The start of a new decade brings with it new resolutions to improve one’s life, including a healthier lifestyle. Here are 20 practical health tips to help you start off towards healthy living in 2020.
- Eat a Healthy Diet: Eat a combination of different foods, including fruit, vegetables, legumes, nuts and whole grains. Adults should eat at least five portions (400g) of fruit and vegetables per day. You can improve your intake of fruits and vegetables by always including veggies in your meal; eating fresh fruit and vegetables as snacks; eating a variety of fruits and vegetables; eating them in season.
- Consume Less Salt and Sugar: Most people get their sodium through salt. Reduce your salt intake to 5g per day, equivalent to about one teaspoon.
- Reduce Intake of Harmful Fats: The World Health Organization recommends reducing saturated fats to less than 10% of total energy intake; reducing trans-fats to less than 1% of total energy intake; replacing both saturated fats and trans-fats to unsaturated fats.
- Avoid Harmful Use of Alcohol: Consuming alcohol can lead to health problems such as mental and behavioral disorders, including alcohol dependence.
- Don’t Smoke: Tobacco kills not only the direct smokers but even non-smokers through second-hand exposure.
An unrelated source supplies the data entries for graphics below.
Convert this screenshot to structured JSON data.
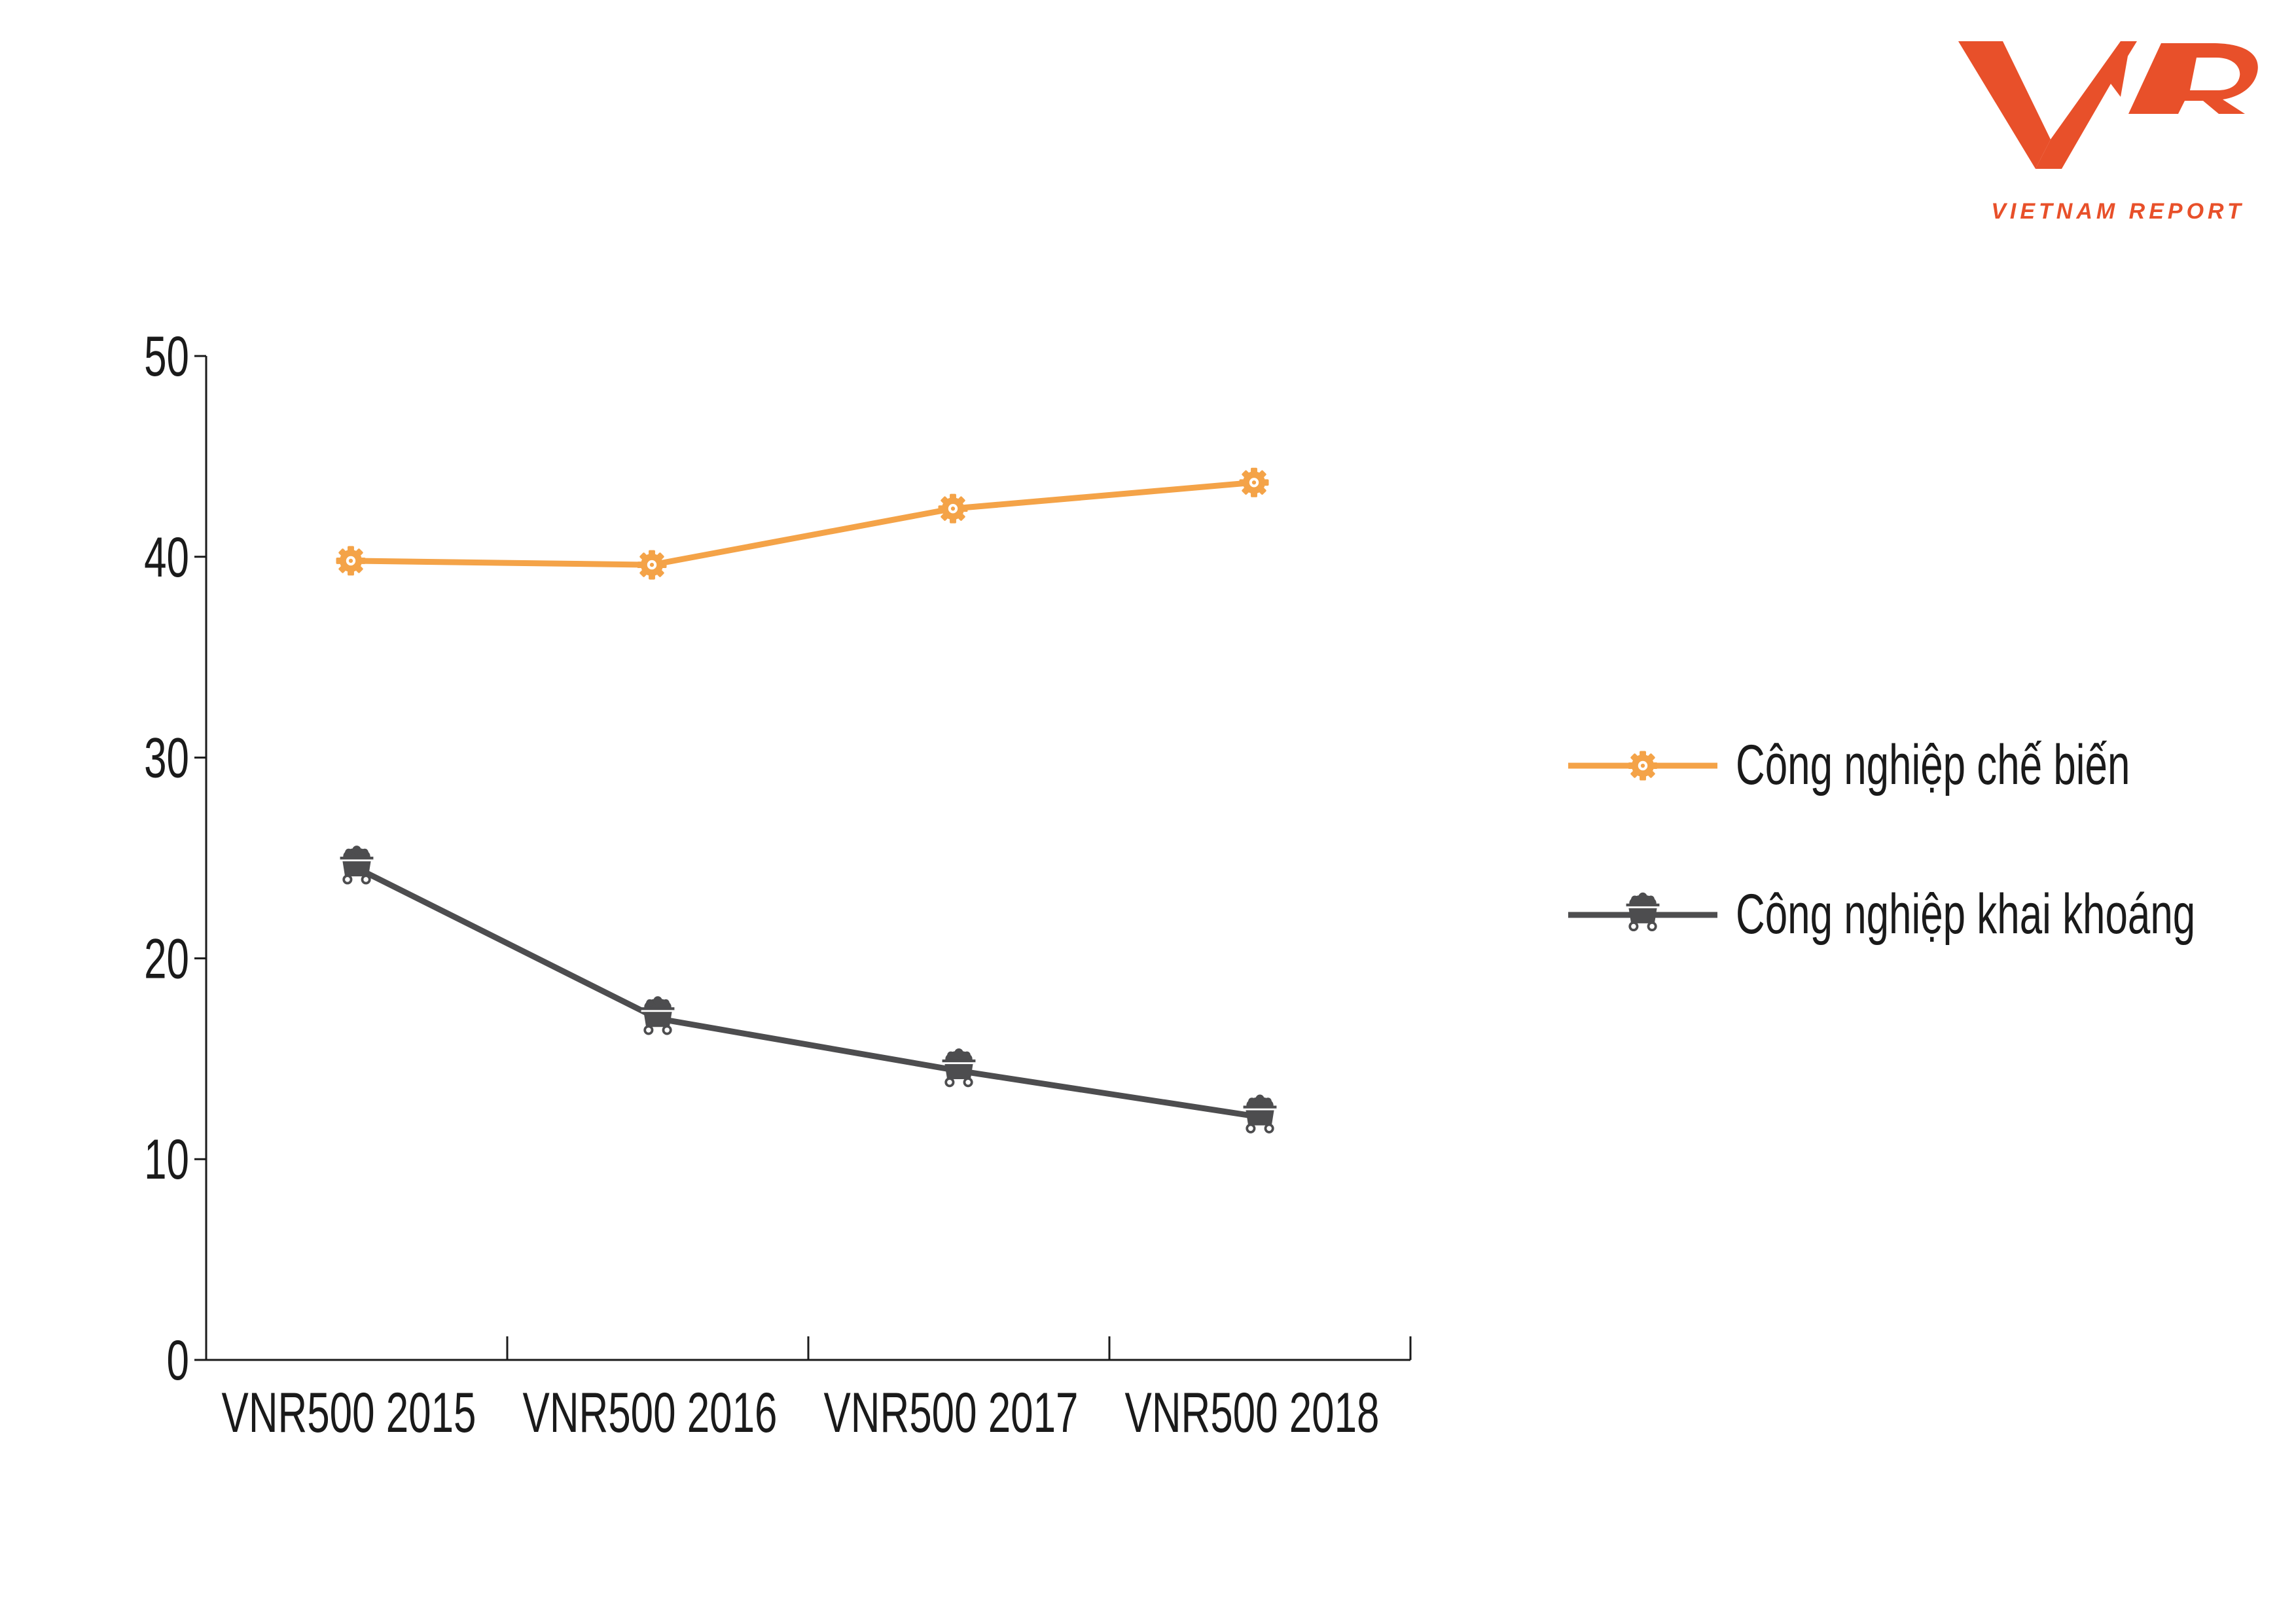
{
  "logo": {
    "mark": "VNR",
    "caption": "VIETNAM REPORT",
    "color": "#e8502a"
  },
  "chart_data": {
    "type": "line",
    "title": "",
    "xlabel": "",
    "ylabel": "",
    "categories": [
      "VNR500 2015",
      "VNR500 2016",
      "VNR500 2017",
      "VNR500 2018"
    ],
    "ylim": [
      0,
      50
    ],
    "yticks": [
      0,
      10,
      20,
      30,
      40,
      50
    ],
    "grid": false,
    "legend_position": "right",
    "series": [
      {
        "name": "Công nghiệp chế biến",
        "values": [
          39.8,
          39.6,
          42.4,
          43.7
        ],
        "color": "#f4a348",
        "marker": "gear-icon"
      },
      {
        "name": "Công nghiệp khai khoáng",
        "values": [
          24.5,
          17.0,
          14.4,
          12.1
        ],
        "color": "#4d4d4f",
        "marker": "mine-cart-icon"
      }
    ]
  }
}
- Be active: Physical activity is defined as any bodily movement produced by skeletal muscles that requires energy expenditure. This includes exercise and activities undertaken while working, playing, carrying out household chores, traveling, and engaging in recreational pursuits.
- Check Your Blood Pressure Regularly: Hypertension, or high blood pressure, is called a “silent killer”. This is because many people who have hypertension may not be aware of the problem as it may not have any symptoms.
- Get Tested: Getting yourself tested is an important step in knowing your health status, especially when it comes to HIV, hepatitis B, sexually-transmitted infections (STIs) and tuberculosis (TB).
- Get Vaccinated: Vaccination is one of the most effective ways to prevent diseases. Vaccines work with your body’s natural defenses to build protection against diseases like cervical cancer, cholera, diphtheria, hepatitis B, influenza, measles, mumps, pneumonia, polio, rabies, rubella, tetanus, typhoid, and yellow fever.
- Practice Safe Sex: Looking after your sexual health is important for your overall health and well-being. Practice safe sex to prevent HIV and other sexually transmitted infections like gonorrhea and syphilis.
- Cover Your Mouth When Coughing or Sneezing: Diseases such as influenza, pneumonia and tuberculosis are transmitted through the air. When an infected person coughs or sneezes, infectious agents may be passed on to others through airborne droplets.
- Prevent Mosquito Bites: You can take simple measures to protect yourself and your loved ones against mosquito-borne diseases. If you’re traveling to an area with known mosquito-borne diseases, consult a physician for a vaccine to prevent diseases such as Japanese encephalitis and yellow fever or if you need to take antimalarial medicines.
- Follow Traffic Laws: You yourself can also prevent road crashes by ensuring that you follow traffic laws such as using the seatbelt for adults and child restraint for your kids, wearing a helmet when riding a motorcycle or bicycle, not drinking and driving, and not using your mobile phone while driving.
- Drink Only Safe Water: Drinking unsafe water can lead to water-borne diseases such as cholera, diarrhea, hepatitis A, typhoid and polio. Globally, at least 2 billion people use a drinking water source contaminated with feces.
- Breastfeed Babies from 0 to 2 Years and Beyond: Breastfeeding is the best way to provide the ideal food for newborns and infants. WHO recommends that mothers initiate breastfeeding within one hour of birth. Breastfeeding for the first six months is crucial for the baby to grow up healthy.
- Talk to Someone You trust if you’re feeling down: Depression is a common illness worldwide with over 260 million people affected. Depression can manifest in different ways, but it might make you feel hopeless or worthless, or you might think about negative and disturbing thoughts a lot or have an overwhelming sense of pain.
- Take Antibiotics Only as Prescribed: Antibiotic resistance is one of the biggest public health threats in our generation. When antibiotics lose their power, bacterial infections become harder to treat, leading to higher medical costs, prolonged hospital stays, and increased mortality.
- Clean Your Hands Properly: Hand hygiene is critical not only for health workers but for everyone. Clean hands can prevent the spread of infectious illnesses.
- Prepare Your Food Correctly: Unsafe food containing harmful bacteria, viruses, parasites or chemical substances, causes more than 200 diseases – ranging from diarrhea to cancers. When buying food at the market or store, check the labels or the actual produce to ensure it is safe to eat.
- Have Regular Check-Ups: Regular check-ups can help find health problems before they start. Health professionals can help find and diagnose health issues early, when your chances for treatment and cure are better.
Disclaimer: Health experts suggest that you talk to your doctor before you start, change or modify your medications, lifestyle or current treatment regimen.